We agree with the trial court. To quote our colleagues in Creditors Adjustment Bureau,
“ ‘The purpose of the law of contracts is to protect the reasonable expectations of the
parties . . . . There is . . . a price to be paid for breach of contract.’ [Citation.] Here, we
protect the reasonable expectations of the parties. And there is still a price to be paid for
breach of contract.” (Creditors Adjustment Bureau, Inc. v. Imani, supra, 82 Cal.App.5th
at p. 133.) So, too, in this case. We find nothing unreasonable about holding Defendants
to the price they agreed to pay for failing to keep their promise.

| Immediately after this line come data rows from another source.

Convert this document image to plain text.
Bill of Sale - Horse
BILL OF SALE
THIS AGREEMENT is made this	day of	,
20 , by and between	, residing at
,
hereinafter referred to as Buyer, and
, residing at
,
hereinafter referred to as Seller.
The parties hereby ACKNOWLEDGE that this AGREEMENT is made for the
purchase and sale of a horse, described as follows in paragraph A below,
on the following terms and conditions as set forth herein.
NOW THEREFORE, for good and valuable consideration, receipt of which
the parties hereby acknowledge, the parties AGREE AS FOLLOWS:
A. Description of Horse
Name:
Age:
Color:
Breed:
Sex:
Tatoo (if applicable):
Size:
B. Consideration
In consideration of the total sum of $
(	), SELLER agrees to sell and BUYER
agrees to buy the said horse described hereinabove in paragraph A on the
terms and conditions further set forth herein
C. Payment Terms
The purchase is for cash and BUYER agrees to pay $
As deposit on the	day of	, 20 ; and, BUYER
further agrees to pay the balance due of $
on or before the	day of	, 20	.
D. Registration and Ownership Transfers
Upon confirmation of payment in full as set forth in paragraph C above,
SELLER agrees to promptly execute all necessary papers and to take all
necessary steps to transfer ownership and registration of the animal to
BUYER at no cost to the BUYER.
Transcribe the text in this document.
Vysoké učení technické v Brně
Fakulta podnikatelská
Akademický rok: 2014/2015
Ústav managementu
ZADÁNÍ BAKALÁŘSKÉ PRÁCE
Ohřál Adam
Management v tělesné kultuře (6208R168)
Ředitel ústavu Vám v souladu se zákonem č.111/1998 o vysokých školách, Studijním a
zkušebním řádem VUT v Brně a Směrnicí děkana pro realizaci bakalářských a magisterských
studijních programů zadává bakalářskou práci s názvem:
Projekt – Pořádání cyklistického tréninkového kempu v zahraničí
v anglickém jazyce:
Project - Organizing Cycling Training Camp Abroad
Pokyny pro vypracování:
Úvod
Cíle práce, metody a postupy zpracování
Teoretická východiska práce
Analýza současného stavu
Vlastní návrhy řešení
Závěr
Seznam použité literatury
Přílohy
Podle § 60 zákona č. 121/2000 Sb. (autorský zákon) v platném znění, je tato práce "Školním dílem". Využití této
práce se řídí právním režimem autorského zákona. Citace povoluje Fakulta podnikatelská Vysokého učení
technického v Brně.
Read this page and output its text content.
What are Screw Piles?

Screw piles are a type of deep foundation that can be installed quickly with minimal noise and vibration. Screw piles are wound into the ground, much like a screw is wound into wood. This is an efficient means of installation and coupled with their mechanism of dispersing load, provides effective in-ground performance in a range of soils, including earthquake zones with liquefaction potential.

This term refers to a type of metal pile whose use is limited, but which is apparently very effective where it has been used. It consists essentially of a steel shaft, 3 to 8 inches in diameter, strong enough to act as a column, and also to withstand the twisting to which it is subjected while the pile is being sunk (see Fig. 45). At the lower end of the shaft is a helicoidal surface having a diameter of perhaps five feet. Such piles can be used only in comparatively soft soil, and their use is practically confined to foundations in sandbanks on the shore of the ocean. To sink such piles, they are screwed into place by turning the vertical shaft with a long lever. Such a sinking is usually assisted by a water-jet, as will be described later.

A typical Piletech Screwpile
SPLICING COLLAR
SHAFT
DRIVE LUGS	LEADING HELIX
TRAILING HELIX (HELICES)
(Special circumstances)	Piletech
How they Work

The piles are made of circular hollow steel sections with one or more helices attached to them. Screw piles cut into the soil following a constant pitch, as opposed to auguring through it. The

                                               20
                                      DISPOSITION
       The judgment is affirmed and Plaintiffs shall recover their costs on appeal. (Cal.
Rules of Court, rule 8.278(a)(1), (2).)

                                                     /s/
                                                 EARL, J.

I concur:

    /s/
ROBIE, Acting P. J.

                                            21
Renner, J., Concurring.

       I would affirm the judgment because defendants have not demonstrated the trial
court erred in concluding they did not meet their burden to establish the liquidated
damages provision was “unreasonable under the circumstances existing at the time the
contract was made.” (Civ. Code, § 1671, subd. (b).) “A liquidated damages clause will
generally be considered unreasonable, and hence unenforceable under [Civil Code]
section 1671[, subdivision ] (b), if it bears no reasonable relationship to the range of
actual damages that the parties could have anticipated would flow from a breach. The
amount set as liquidated damages ‘must represent the result of a reasonable endeavor by
the parties to estimate a fair average compensation for any loss that may be
sustained.’ [Citation.] In the absence of such relationship, a contractual clause
purporting to predetermine damages ‘must be construed as a penalty.’ ” (Ridgley v. Topa
Thrift & Loan Ass’n (1998) 17 Cal.4th 970, 977.) Here, the trial court found that the
parties participated in significant negotiations to reach a fair amount of compensation for
plaintiffs if defendants failed to pay the settlement amount. In particular, the parties
agreed plaintiffs’ claim would yield a $1.5 million judgment if they continued to trial, but
was worth $575,000 to plaintiffs if payment was made quickly. The settlement
agreement incentivized immediate payment by defendants but capped damages for its
breach at the $1.5 million worth of plaintiffs’ underlying claims. I conclude the trial
court did not err in concluding defendants failed to meet their burden. (See Vitatech
Internat., Inc. v. Sporn (2017) 16 Cal.App.5th 796, 811 [“The record . . . lacks any
evidence suggesting Vitatech was likely to recover all of the damages it sought if it
proceeded to trial”]; Greentree Financial Group, Inc. v. Execute Sports, Inc. (2008) 163
Cal.App.4th 495, 499-500 [noting “appellate record contains nothing showing

                                              1
Greentree’s chances of complete success on the merits of its case”].) For this reason
alone, I would affirm the judgment.

                                                    /s/
                                                RENNER, J.